Open a browser and access the yt-whisper service at http://localhost:8503. Once the application appears, specify a YouTube video URL in the URL field and select Submit. The example shown in Figure 2 uses a video from David Cardozo.
Figure 2: A web interface showcasing processed video content with a feature to download transcriptions.The yt-whisper service downloads the audio of the video, then uses Whisper to transcribe it into a WebVTT (*.vtt) format (which you can download). Next, it uses the "text-embedding-3-small" model to create embeddings and finally uploads those embeddings into the Pinecone database.
After the video is processed, a video list appears in the web app that informs you which videos have been indexed in Pinecone.
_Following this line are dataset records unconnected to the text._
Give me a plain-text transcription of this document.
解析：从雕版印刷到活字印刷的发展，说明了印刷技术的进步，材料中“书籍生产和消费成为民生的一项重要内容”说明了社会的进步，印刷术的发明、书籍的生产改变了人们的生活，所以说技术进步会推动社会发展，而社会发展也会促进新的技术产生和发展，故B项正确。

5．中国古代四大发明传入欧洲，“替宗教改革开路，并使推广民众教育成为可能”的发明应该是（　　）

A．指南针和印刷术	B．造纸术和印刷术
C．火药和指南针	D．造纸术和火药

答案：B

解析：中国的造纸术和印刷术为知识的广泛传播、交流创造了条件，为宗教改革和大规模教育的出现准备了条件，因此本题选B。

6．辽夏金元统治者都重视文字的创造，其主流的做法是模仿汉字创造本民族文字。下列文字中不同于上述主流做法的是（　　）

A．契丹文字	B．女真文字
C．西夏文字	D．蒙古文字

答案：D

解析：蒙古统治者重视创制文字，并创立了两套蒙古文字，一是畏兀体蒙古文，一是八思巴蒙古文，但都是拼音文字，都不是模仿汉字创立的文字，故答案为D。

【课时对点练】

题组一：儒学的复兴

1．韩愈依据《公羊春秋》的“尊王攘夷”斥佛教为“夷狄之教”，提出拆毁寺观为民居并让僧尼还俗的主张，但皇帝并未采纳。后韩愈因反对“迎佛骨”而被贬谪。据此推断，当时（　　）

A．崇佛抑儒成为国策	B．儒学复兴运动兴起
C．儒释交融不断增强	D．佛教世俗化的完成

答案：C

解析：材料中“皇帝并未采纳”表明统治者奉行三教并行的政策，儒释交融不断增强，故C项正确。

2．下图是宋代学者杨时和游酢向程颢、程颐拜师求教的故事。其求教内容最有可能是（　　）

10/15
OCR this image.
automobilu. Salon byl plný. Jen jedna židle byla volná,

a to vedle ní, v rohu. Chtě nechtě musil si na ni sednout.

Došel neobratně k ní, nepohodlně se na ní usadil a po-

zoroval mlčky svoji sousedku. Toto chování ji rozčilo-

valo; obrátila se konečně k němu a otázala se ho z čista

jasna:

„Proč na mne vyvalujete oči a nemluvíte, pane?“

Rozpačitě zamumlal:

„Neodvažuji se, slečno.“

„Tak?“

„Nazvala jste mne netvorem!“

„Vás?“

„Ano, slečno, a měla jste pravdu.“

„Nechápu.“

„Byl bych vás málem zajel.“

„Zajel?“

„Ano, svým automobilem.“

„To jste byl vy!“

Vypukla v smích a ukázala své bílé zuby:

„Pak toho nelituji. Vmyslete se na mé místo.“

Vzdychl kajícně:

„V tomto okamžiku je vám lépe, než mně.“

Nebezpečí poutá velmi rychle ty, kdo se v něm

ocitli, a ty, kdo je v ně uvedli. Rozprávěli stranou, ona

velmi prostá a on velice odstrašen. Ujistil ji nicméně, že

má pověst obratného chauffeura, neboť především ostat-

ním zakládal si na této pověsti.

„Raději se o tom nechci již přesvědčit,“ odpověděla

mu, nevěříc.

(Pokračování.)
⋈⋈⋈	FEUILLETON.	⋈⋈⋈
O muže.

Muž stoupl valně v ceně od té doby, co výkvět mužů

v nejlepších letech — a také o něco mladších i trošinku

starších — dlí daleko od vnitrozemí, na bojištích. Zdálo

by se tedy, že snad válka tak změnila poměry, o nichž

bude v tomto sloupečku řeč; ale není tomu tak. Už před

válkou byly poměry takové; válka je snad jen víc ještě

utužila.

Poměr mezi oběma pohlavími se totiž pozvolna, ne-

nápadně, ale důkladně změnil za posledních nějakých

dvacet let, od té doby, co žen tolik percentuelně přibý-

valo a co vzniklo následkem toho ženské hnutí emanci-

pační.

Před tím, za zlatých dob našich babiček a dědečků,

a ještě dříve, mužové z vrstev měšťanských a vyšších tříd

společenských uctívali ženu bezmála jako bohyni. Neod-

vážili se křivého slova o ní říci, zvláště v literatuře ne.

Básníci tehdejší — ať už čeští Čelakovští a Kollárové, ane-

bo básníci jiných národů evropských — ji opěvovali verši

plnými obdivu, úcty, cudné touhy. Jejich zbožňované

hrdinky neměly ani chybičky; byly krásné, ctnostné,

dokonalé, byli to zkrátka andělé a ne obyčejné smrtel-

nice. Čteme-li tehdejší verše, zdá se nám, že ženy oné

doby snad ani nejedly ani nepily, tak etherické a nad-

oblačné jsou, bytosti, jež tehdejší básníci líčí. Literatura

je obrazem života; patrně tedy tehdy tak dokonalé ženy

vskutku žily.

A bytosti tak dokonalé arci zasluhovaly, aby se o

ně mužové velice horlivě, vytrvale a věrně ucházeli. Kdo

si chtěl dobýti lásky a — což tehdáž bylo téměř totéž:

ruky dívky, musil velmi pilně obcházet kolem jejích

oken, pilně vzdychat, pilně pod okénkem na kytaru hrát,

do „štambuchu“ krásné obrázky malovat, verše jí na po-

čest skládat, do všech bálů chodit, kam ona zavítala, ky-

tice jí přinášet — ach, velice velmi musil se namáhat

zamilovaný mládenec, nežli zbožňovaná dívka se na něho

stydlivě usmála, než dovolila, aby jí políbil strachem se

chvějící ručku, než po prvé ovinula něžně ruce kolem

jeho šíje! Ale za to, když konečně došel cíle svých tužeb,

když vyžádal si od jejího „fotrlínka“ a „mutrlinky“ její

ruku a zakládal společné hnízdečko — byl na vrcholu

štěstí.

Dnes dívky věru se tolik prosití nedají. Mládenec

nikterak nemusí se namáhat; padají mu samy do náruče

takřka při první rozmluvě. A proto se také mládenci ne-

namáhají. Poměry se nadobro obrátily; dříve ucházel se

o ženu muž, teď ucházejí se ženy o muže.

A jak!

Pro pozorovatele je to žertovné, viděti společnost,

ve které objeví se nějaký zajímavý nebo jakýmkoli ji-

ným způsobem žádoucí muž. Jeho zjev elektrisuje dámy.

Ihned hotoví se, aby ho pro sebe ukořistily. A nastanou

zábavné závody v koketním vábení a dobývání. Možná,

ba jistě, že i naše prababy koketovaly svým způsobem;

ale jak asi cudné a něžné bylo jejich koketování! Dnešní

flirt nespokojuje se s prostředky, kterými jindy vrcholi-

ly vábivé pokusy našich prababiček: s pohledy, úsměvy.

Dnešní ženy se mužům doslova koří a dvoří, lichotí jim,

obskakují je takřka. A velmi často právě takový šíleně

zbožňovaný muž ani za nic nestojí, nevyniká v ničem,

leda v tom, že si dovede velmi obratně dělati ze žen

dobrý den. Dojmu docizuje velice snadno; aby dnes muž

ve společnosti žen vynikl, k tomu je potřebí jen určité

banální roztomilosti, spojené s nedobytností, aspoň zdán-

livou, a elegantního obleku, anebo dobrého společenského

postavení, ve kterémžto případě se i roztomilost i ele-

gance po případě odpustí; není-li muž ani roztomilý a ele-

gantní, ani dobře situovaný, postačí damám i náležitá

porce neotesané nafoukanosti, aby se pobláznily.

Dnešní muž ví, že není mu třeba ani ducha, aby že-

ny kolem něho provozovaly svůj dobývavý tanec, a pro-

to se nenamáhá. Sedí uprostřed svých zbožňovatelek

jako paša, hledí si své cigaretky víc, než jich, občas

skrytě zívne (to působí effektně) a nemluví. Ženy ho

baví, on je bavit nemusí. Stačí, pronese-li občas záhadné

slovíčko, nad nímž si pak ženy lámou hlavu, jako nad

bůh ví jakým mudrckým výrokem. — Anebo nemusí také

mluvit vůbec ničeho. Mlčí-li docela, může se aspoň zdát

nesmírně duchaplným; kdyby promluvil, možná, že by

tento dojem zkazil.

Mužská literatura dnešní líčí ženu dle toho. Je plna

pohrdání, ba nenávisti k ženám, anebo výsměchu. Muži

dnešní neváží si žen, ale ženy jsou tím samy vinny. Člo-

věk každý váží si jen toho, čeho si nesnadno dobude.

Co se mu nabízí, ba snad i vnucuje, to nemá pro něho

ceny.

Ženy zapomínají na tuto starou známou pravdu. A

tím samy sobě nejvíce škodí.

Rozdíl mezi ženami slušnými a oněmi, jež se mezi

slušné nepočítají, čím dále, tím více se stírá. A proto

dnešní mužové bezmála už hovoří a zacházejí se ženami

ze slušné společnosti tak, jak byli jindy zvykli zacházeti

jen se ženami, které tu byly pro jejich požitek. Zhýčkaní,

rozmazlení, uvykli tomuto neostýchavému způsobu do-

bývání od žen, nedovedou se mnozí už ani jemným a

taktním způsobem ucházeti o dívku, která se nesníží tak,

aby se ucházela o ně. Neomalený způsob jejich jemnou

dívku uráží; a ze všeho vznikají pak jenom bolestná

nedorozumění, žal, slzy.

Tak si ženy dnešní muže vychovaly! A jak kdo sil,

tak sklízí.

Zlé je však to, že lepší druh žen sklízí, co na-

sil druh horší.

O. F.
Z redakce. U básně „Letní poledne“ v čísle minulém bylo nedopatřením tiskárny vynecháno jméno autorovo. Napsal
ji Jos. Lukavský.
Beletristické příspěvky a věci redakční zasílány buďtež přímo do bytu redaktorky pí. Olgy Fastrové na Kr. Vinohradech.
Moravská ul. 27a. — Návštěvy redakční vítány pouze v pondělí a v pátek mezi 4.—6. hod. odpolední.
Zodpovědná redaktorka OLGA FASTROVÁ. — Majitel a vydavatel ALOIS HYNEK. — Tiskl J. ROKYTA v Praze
It also provides a button to download the transcript.
You can now access the Dockerbot chat service on port 8504 and ask questions about the videos as shown in Figure 3.
Figure 3: Example of a user asking Dockerbot about NVIDIA containers and the application giving a response with links to specific timestamps in the video.In this article, we explored the exciting potential of GenAI technologies combined with Docker for unlocking valuable insights from video content. It shows how the integration of cutting-edge AI models like Whisper, coupled with efficient database solutions like Pinecone, empowers organizations to transform raw video data into actionable knowledge.
Whether you're an experienced developer or just starting to explore the world of AI, the provided resources and code make it simple to embark on your own video-understanding projects.